3. Validate MERGE outcomes

After the MERGE, check what actually happened. In Databricks, Delta Lake tracks operation metrics:

DESCRIBE HISTORY dim_transaction LIMIT 1

Inspect operationMetrics. If numTargetRowsUpdated is greater than zero when you only expected inserts — you have a problem.

4. Use BIGINT

BIGINT gives you a 64-bit signed integer: max value 9,223,372,036,854,775,807. That’s 9.2 quintillion.

CREATE TABLE dim_transaction (
    sk_transaction_id BIGINT,
    ...
)

The storage cost difference between INT and BIGINT is 4 bytes per row. On a table with 10 million rows, that’s 40 MB. Your data integrity is worth more than 40 MB.

5. Reconsider MAX(id) + ROW_NUMBER()

This pattern is fragile. It relies on the current max being correct, on the type being large enough, and on no concurrent writes happening. Any of these assumptions can break.

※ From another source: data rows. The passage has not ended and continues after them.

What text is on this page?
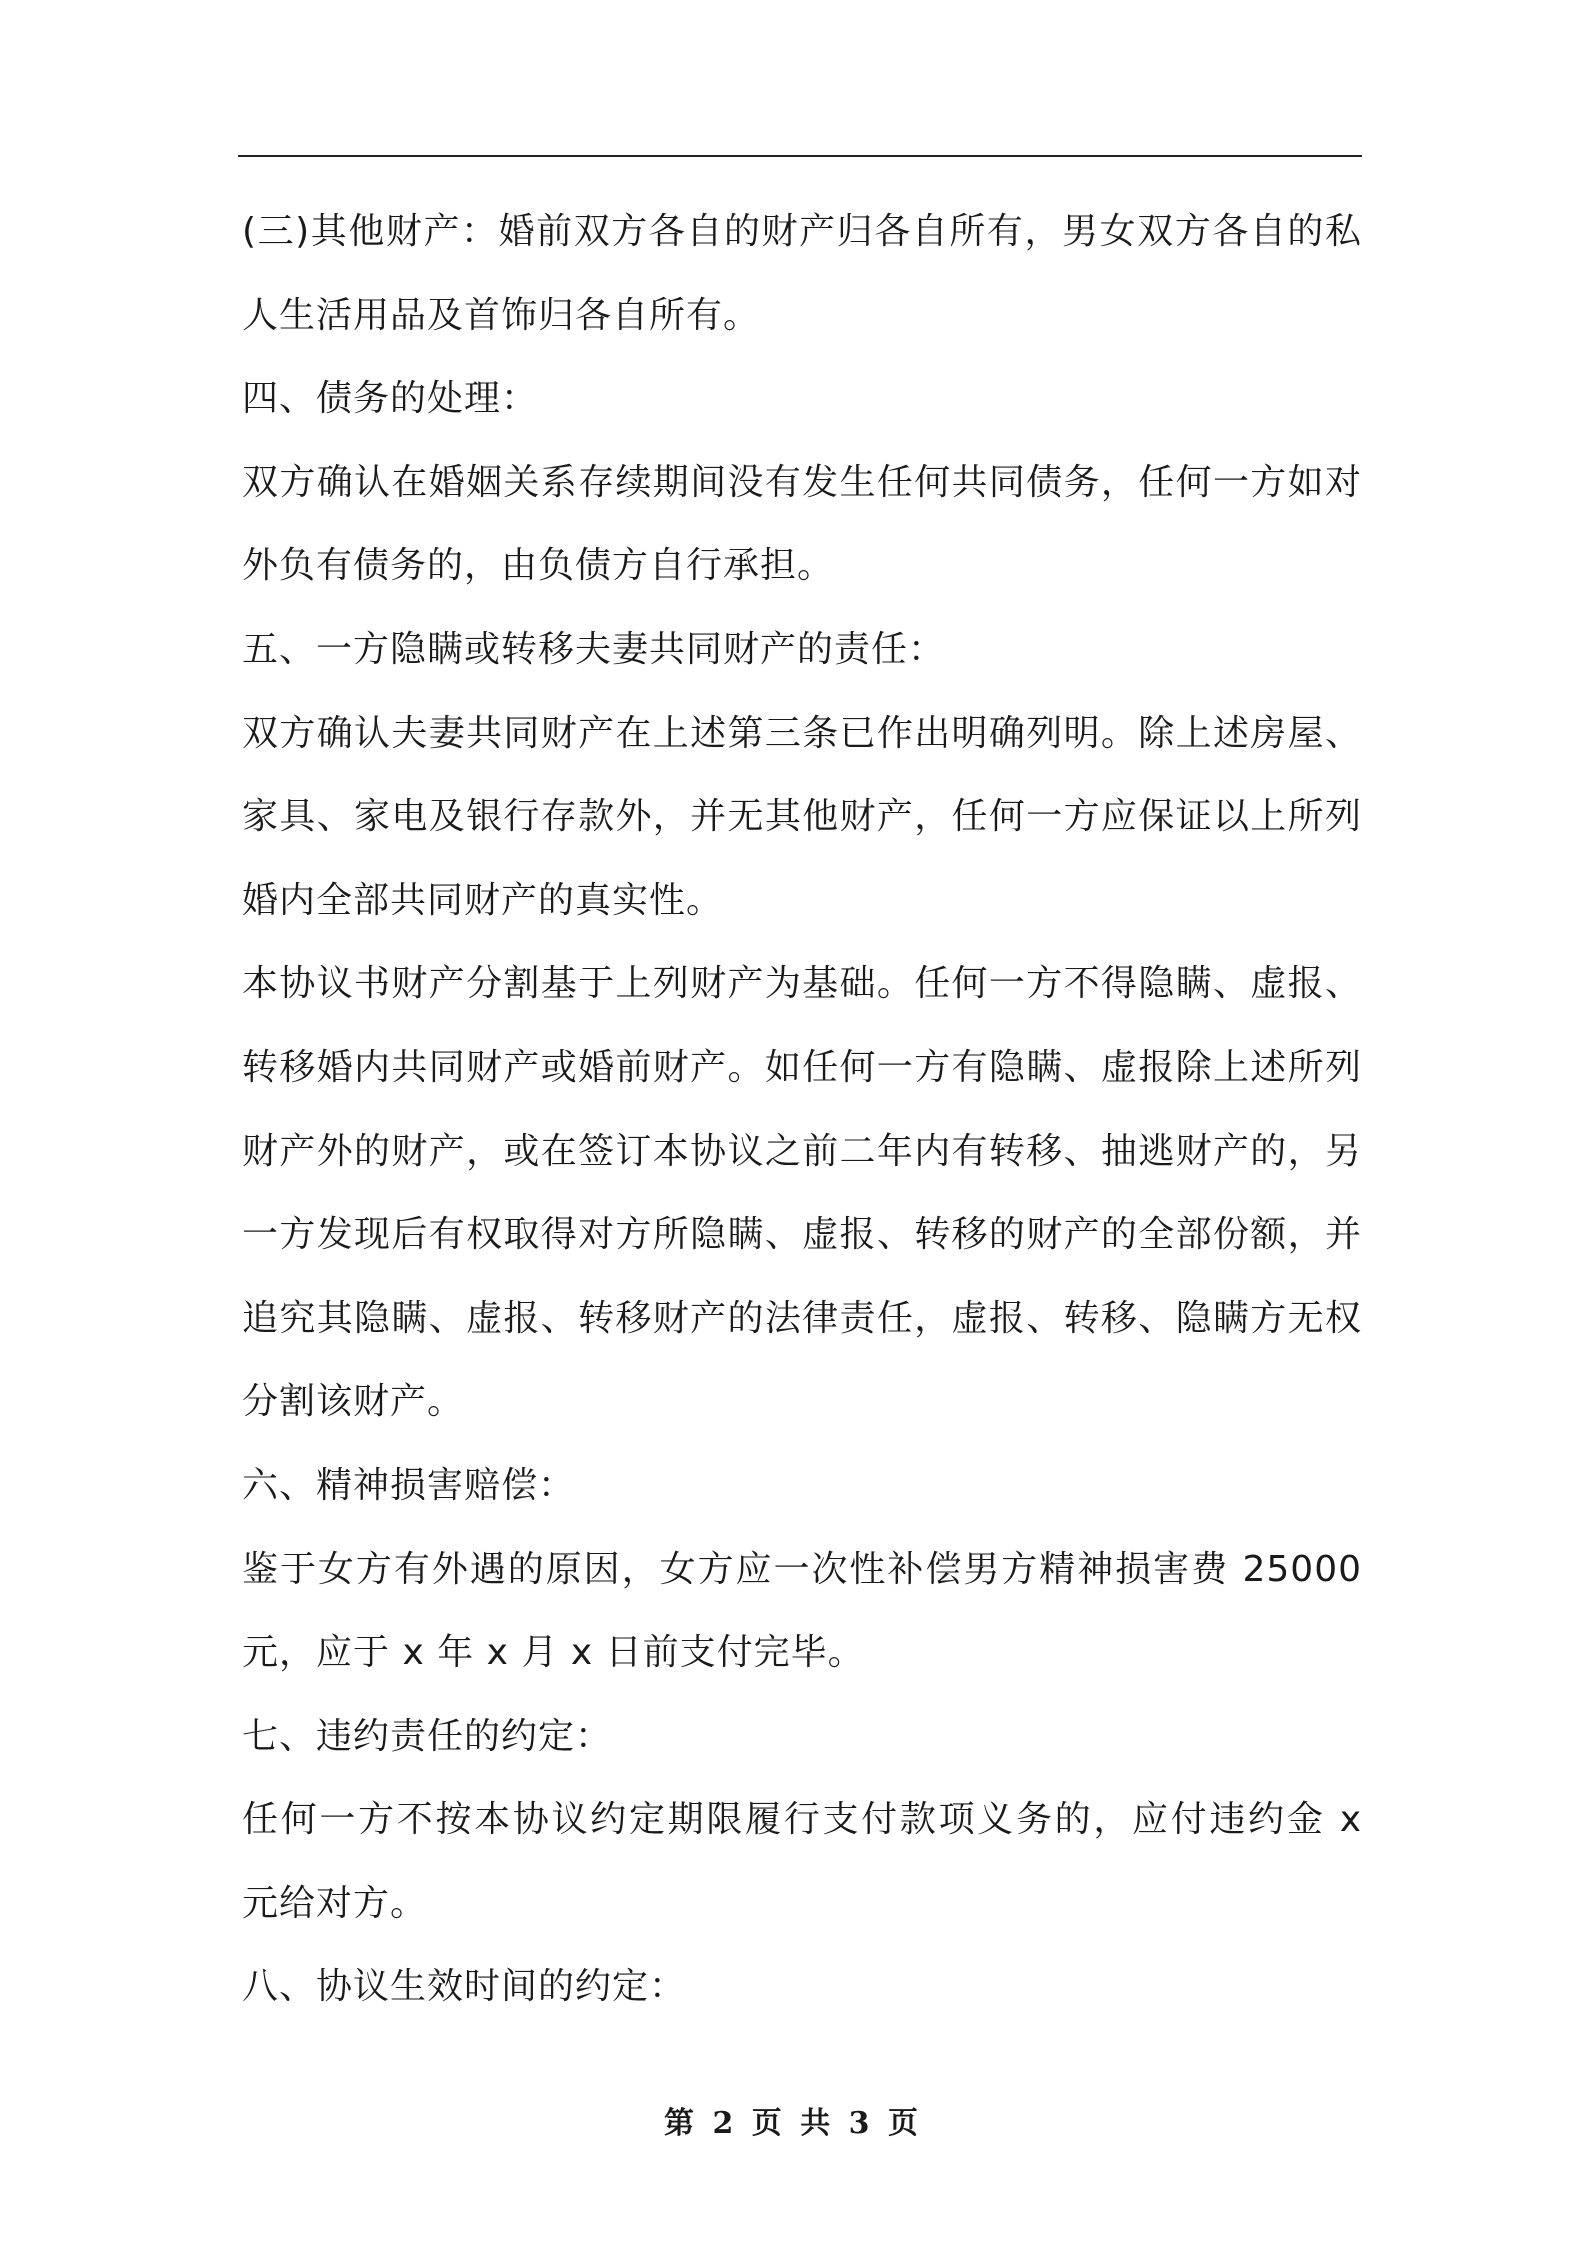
(三)其他财产：婚前双方各自的财产归各自所有，男女双方各自的私人生活用品及首饰归各自所有。

四、债务的处理：

双方确认在婚姻关系存续期间没有发生任何共同债务，任何一方如对外负有债务的，由负债方自行承担。

五、一方隐瞒或转移夫妻共同财产的责任：

双方确认夫妻共同财产在上述第三条已作出明确列明。除上述房屋、家具、家电及银行存款外，并无其他财产，任何一方应保证以上所列婚内全部共同财产的真实性。

本协议书财产分割基于上列财产为基础。任何一方不得隐瞒、虚报、转移婚内共同财产或婚前财产。如任何一方有隐瞒、虚报除上述所列财产外的财产，或在签订本协议之前二年内有转移、抽逃财产的，另一方发现后有权取得对方所隐瞒、虚报、转移的财产的全部份额，并追究其隐瞒、虚报、转移财产的法律责任，虚报、转移、隐瞒方无权分割该财产。

六、精神损害赔偿：

鉴于女方有外遇的原因，女方应一次性补偿男方精神损害费 25000元，应于 x 年 x 月 x 日前支付完毕。

七、违约责任的约定：

任何一方不按本协议约定期限履行支付款项义务的，应付违约金 x 元给对方。

八、协议生效时间的约定：

第 2 页 共 3 页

Alternatives worth considering:

ApproachProsCons
monotonically_increasing_id()Guaranteed unique per jobNot sequential, can look messy
UUID / hash-based keysNo collision riskLarger, not sortable
Delta GENERATED ALWAYS AS IDENTITYClean, managed by DeltaDatabricks-specific

Each has trade-offs, but all of them are more robust than manually computing the next integer.

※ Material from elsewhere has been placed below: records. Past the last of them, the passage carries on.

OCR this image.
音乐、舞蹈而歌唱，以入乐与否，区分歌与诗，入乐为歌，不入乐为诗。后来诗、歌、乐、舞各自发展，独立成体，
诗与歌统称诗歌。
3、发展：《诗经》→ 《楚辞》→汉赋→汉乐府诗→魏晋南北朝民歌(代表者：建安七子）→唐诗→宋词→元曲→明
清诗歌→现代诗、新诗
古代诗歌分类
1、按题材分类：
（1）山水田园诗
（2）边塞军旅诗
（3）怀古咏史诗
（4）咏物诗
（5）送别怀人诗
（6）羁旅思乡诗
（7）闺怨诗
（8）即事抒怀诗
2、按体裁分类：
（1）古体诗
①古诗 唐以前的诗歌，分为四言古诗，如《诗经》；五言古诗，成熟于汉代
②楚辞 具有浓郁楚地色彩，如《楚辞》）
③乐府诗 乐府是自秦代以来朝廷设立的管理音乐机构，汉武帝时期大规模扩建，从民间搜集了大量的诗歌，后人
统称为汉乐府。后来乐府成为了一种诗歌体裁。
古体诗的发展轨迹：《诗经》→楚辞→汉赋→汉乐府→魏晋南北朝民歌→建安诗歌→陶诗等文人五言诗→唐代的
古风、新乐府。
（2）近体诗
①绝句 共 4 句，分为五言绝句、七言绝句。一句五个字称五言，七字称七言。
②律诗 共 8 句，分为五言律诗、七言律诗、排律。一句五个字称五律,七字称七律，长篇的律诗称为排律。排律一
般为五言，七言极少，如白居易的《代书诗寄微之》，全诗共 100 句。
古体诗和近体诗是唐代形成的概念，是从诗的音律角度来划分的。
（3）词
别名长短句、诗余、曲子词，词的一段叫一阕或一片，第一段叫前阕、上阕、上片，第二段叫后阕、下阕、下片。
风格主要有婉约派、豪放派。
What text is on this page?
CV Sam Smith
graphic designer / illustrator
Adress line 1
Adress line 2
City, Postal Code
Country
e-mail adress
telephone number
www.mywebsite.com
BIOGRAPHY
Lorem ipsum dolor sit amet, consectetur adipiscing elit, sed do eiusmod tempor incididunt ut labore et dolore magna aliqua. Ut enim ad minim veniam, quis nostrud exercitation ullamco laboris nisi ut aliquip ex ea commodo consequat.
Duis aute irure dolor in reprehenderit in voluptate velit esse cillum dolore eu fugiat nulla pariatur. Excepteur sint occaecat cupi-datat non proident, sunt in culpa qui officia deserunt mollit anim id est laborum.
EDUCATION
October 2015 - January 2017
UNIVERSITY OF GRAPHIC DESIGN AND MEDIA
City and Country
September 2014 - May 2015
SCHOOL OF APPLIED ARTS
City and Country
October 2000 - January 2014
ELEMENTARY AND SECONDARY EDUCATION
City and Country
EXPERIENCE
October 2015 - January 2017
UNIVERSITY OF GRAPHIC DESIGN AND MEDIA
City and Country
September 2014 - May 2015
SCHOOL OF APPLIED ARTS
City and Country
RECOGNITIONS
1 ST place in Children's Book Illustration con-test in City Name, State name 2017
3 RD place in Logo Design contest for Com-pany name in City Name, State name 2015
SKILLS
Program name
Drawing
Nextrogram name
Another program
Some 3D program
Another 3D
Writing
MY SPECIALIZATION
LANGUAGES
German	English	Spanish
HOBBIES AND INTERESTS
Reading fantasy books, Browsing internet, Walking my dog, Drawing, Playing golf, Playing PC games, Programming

The lesson Spark won’t teach you

Spark is a compute engine. It processes your data exactly as you tell it to. It won’t second-guess your types, flag suspicious values, or refuse to overwrite good data with bad.

That’s your job.

Every pipeline should answer three questions before writing to a target table:

  1. Are the keys valid? — positive, unique, monotonically increasing
  2. Does the MERGE do what I expect? — inserts when expected, updates only when intended
  3. Would I notice if the data was wrong? — downstream reconciliation, row count deltas, value range checks

If you can’t answer yes to all three, your pipeline isn’t done. It just looks done.


If you’re reading this thinking “I should check my surrogate key columns” — yeah, you probably should. Run a SELECT MIN(sk_id) on your dimension tables. If anything comes back negative, we should talk.